The Office of Lawyer Regulation wants to publicly reprimand Outagamie County District Attorney Carrie Schneider, saying she didn’t disclose a plea offer made to a witness and allowed the witness to lie under oath about it at trial.

The testimony of Jared Gehrt was key evidence against Jeffrey Hansen, who was charged with a string of robberies of Fox River Valley businesses in 2003.

Gehrt, the alleged accomplice, was offered a deal by one of Schneider’s assistants in exchange for testifying but it was rejected.

Judges and juries often are suspicious of witnesses with incentives to fabricate testimony to benefit themselves. So when Gehrt took the witness stand, Schneider asked whether he received any offers of leniency in exchange for his testimony.

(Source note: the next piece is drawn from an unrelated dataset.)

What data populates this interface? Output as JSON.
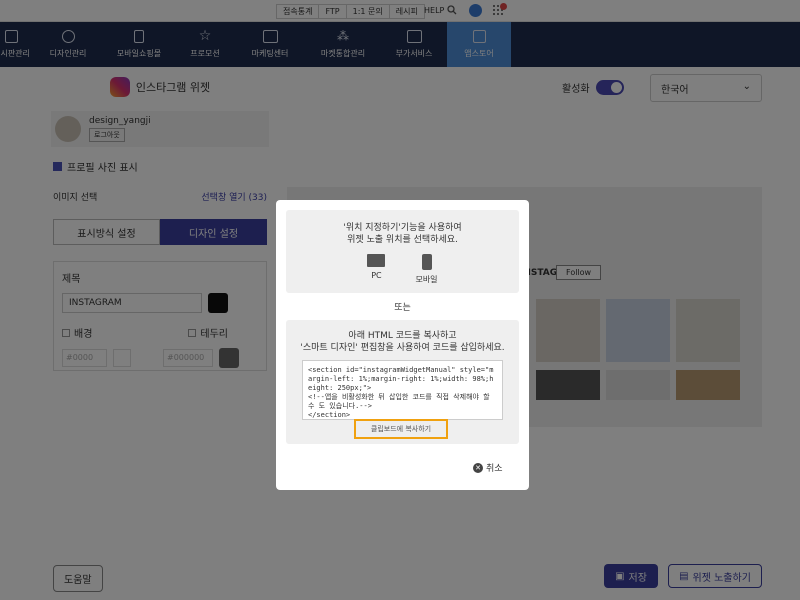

Gehrt lied, testifying prosecutors had not made any plea offers. Schneider denies knowing that her assistant had made the offer at the time of the trial.

The agency now is seeking public discipline against Schneider for her handling of Gehrt’s testimony and her failure to reveal the offer to Hansen’s defense attorney and Circuit Judge John Des Jardins, who presided over the trial.

OLR files an average of one complaint against a prosecutor a year. Some matters take years to complete, with the Wisconsin Supreme court making the final decision in all attorney discipline matters.

Schneider, in a statement last week, denied OLR’s allegations that she violated Supreme Court rules, saying she wasn’t aware of the offer when she put Gehrt on the stand and she will fight the action.

“I can’t in good conscience admit wrongdoing that I didn’t commit just for the sake of expediency or to avoid personal hardship,” said Schneider, a Republican.

The allegations against Schneider stem from a complaint filed in 2007 by Sheila Martin Berry, the former victim/witness coordinator for Winnebago County who runs Truth In Justice, an organization that publicizes wrongful convictions and misconduct by police and prosecutors.

OLR twice dismissed Berry’s complaint before taking action. At one point, Berry said, the agency told her it wouldn’t investigate the allegations since Des Jardins already overturned Hansen’s conviction on the same grounds — that Gehrt lied about having a plea offer and Schneider failed to disclose it.

At Hansen’s second trial in 2005, he was convicted again and now is serving an 18-year sentence.

OLR recommended that three prosecutors be reprimanded since 2007 — two public reprimands and one 90-day suspension.